By Ian Dunt
Inconvenient figures have been whitewashed from the coverage of Nelson Mandela‘s death.
The photo pull-out sections show the South African leader with Bill Clinton, with Princess Diana and Naomi Campbell and the Spice Girls. But his close friendship with Fidel Castro and the two men’s habit of calling each other ‘brother’ is written out of history.
At his memorial service today, the presence of figures like Cuban leader (and Fidel’s brother) Raul Castro is treated as an example of Mandela’s ability to straddle political and ideological divides. After all, something has to explain the presence of these evil figures at a service for a saint.
But Castro is not being given pride of place as a sign of Mandela’s ability to straddle divides. He is given pride of place because black South Africans, unlike Brits or Americans, recognise Cuba’s proud role in the end of apartheid.
While Britain was supplying arms and military equipment to the apartheid regime, Cuba was sending its men to fight it, securing key military victories and crippling its room for manoeuvre.
For decades, Cuba supported the armed struggle liberation movements in South Africa, Cape Verde, Guinea-Bissau, Angola and Mozambique. In 1961, when Che Guevara attended a summit in Geneva as industry minister, he attacked “the inhuman and fascist policy of apartheid” and demanded the expulsion of South Africa from the UN, all decades before Britain could bring itself to challenge the racist government.
The climax of the decades-long campaign came when Cuba supported liberation forces in Angola against South African interference. In the 1988 battle of Cuito Cuanvale, a victory celebrated across southern Africa, South African soldiers were defeated a volunteer Cuban army , dragging PW Botha and FW de Klerk to the negotiating table.

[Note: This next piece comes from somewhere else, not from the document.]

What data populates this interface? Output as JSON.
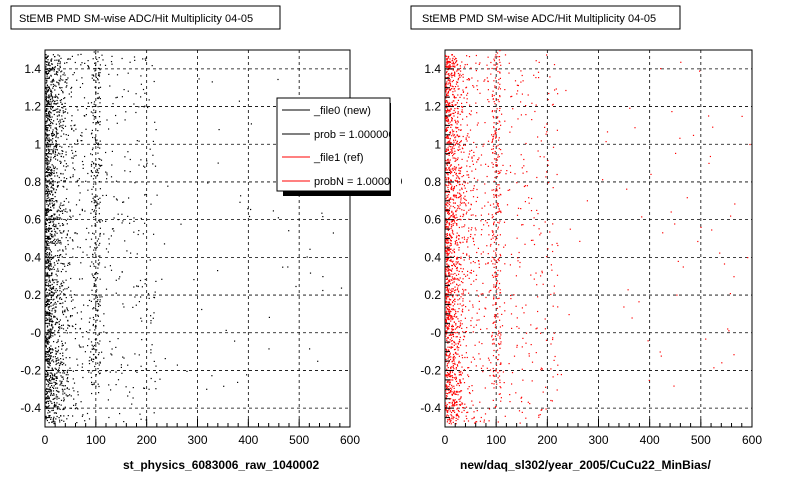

Mandela described Cuba as “our friend”, a country which “helped us train our people, who gave us resources that helped us so much in our struggle”. He added: “The defeat of the racist army at Cuito Cuanavale has made it possible for me to be here today. What other country can point to a record of greater selflessness than Cuba has displayed in its relations with Africa? For the Cuban people internationalism is not merely a word but something that we have seen practiced to the benefit of large sections of humankind.”
When challenged on his friendship with Castro by Clinton, Mandela replied: “We should not abandon those who helped us in the darkest hour in the history of this country.”
What does it mean? Does it mean that the gay people and political campaigners imprisoned in Cuban jails are any more free? No. Does it make it any less sickening that the Cuban regime treats freedom of speech as an aberration against single party rule? No. Does it protect Cubans from impoverishment in the name of dogma? It does not.
But it speaks to a far more complex and nuance reality than that tolerated by the mainstream media.
While Margaret Thatcher was branding Mandela a terrorist and selling arms to the apartheid regime, Communist Cuba took up arms against it. While Britain was strutting the world stage, throwing around high-minded accusations about human rights, Cuban volunteers were dying in Angola fighting the racist regime.
For all the endless hours of coverage about Mandela in the last few days, a typical reader would have no idea about the role Cuba played in the overthrow of apartheid. The media refuses to look at history independently. It is still guided by government-mandated assessments of good guys and bad guys. Cuba are bad guys, so they could not possibly have done anything good.
The public are fed a sanitised and self-serving view of history. It’s small wonder Britain’s moral posturing on the world stage contrasts so disappointingly with its moral failures.